Showing posts with label stress. Show all posts
Showing posts with label stress. Show all posts

Tuesday, January 21, 2020

Panic Attacks and College

I have panic attacks. Sometimes they happen when I'm doing the most mundane thing. For example: I can be doing homework and suddenly it will hit. I will worry about everyone I know, all the homework due, my Capstone project, and everything else I need to do this semester.

It is not a conscious choice. I usually breath heavily, my heart flutters like it wants to stop beating, my vision tunnels, and I need to sit very still. Sometimes I need to lay down, sometimes I need to knit, sometimes I need to sleep. At night, I usually pray as hard as I can until it's gone. That is generally the principle during the day as well.

How do I manage this in class? I start to doodle usually, or I focus on something else. Sometimes it is someone else's conversation, praying for someone elses problems, texting someone if it's before class or after class, or using other distraction techniques. Sometimes I also sit in the bathroom doing deep breathing exercises until it passes.

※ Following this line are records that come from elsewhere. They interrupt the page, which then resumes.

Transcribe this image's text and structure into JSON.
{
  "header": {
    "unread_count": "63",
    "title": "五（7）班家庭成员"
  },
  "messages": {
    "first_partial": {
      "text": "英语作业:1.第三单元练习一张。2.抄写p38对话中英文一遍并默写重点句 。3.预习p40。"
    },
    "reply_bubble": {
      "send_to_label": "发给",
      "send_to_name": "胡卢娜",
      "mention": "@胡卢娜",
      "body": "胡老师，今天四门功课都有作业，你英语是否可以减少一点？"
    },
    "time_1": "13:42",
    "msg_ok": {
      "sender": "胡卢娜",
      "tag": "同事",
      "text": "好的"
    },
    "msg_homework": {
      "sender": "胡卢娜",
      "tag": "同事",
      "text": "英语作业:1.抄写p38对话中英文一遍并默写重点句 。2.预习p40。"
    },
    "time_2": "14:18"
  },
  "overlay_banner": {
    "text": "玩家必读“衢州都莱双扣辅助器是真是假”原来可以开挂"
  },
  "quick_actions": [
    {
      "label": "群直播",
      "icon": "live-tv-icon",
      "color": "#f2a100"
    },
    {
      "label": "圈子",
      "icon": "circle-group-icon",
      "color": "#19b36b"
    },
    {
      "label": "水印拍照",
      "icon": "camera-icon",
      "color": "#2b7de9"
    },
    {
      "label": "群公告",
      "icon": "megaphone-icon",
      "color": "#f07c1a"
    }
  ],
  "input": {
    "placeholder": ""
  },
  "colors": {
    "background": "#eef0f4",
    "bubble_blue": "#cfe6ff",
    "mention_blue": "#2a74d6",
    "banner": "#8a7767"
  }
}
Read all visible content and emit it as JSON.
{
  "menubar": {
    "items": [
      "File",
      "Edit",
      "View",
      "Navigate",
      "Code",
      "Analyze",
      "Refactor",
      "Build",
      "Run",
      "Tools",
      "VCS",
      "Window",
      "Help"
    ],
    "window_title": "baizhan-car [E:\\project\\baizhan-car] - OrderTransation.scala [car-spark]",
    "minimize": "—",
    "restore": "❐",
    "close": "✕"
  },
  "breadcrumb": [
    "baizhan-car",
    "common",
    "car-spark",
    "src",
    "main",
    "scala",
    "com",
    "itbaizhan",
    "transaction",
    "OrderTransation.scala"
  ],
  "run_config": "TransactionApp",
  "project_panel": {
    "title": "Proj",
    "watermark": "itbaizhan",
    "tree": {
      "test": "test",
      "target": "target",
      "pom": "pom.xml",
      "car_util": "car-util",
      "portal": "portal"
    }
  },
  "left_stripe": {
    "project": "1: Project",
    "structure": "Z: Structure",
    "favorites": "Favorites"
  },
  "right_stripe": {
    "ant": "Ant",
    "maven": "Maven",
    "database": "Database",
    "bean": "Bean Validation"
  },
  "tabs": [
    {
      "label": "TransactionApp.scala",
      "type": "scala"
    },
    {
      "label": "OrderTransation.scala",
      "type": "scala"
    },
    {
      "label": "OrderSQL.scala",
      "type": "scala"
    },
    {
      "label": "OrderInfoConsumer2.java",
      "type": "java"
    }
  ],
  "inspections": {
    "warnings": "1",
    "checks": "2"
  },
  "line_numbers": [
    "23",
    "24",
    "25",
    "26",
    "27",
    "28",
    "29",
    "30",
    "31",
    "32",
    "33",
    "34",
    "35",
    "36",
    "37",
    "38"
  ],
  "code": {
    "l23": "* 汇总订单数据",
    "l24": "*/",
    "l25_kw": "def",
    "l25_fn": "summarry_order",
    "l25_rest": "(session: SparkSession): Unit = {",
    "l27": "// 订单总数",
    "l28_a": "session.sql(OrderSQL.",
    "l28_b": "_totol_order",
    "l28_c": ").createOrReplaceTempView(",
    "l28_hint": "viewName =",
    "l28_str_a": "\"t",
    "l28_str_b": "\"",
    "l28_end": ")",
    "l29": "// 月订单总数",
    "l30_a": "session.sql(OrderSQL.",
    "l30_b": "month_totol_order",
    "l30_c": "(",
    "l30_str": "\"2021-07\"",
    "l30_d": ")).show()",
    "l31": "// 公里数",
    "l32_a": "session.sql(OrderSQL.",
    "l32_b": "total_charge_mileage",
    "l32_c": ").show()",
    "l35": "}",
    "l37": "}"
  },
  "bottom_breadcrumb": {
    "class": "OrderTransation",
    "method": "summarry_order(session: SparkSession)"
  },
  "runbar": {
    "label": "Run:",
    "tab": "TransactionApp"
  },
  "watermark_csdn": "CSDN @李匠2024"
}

This semester I've already had 4 panic attacks. I could use prayers and if anyone has any techniques, I would be glad to hear them. 

Tuesday, November 5, 2019

Why I'm considering a different major

I started questioning if I wanted to be an interpreter this year. I have been in my classes and struggled with them since I got here. I have noticed an early burn out in myself and I am not sure I can handle this major as it stands. Here are some reasons why:

1. I am an introvert and this program chews us up and spits us out.
2. I've been struggling with my mental health since the second semester of my first year when I was sexually harassed. Then I was in a toxic situation with a roommate the next semester that sent me in a downward spiral that I've been struggling to get out of since.
3. I only ever wanted communication. I never wanted anything more than that. Interpreting was other people's dream for me. I convinced myself it was my own.
4. I can still work with Deaf people, I just am not sure this major is right for me.
5. I can't afford college.

The ones that have affected me the most are numbers 1, 2, and 3. The last two are important, but not as important as the first three. The hardest part about this will be telling my dad. My dad is my hero, I respect him. But the problem is, he tends to take things too personally. So, I already told my mom. She supports me in whatever I do. I am writing a letter to my dad because that's easier for him to read through. Sometimes certain tones or looks makes him feel challenged even though that's not what my intent is. Letters are easier and less intimidating.

I know I'm about to be the biggest disappointment there is. But I guess my therapist can hear all about it while I'm still here. 

Monday, October 28, 2019

My lisp and how it effects my classwork

If I'm honest this bothers me more than it should. I have a lisp that will sometimes manifest itself under times of extreme stress. I had an exam for my Interpreting class and got my grade back this weekend. One of the feedbacks I got was that sometimes my speech was unclear. This was after I explained what probably happened in my analysis. I can pinpoint exactly where my speech was unclear because I could hear my lisp. 

To be clear, I got a 57 on the test and now have a failing grade in the class. We have 3 tests that are weighted very heavily. Most of my failing grade is because of production and not because of information missed. I got 80-90% of the information but my production wasn't the best. I spoke to fast and my lisp returned with a vengeance. 

I saw this grade this morning right before my ASL class. I was completely off, so much so that even the people I didn't know that well noticed. My teacher was also unusually gentle with me. I was extremely fragile at that moment. If she had been unkind I probably would've burst into tears. I also haven't felt well in almost a week.

So, today I called off work and my final class of the day. I went back to my grandfather's house, climbed into bed, and slept for 7 hours. I allowed my depression to take control momentarily and slept like the dead. My stomach is still achy, but my emotions are in slightly better shape than they were earlier. 

I also met with my advisor today and discussed a leave of absence. With my stomach issues and continuing medical problems, it may end up being a necessity. I'm just hoping I can even finish school. I've spent too long getting to this point and don't want to fail now.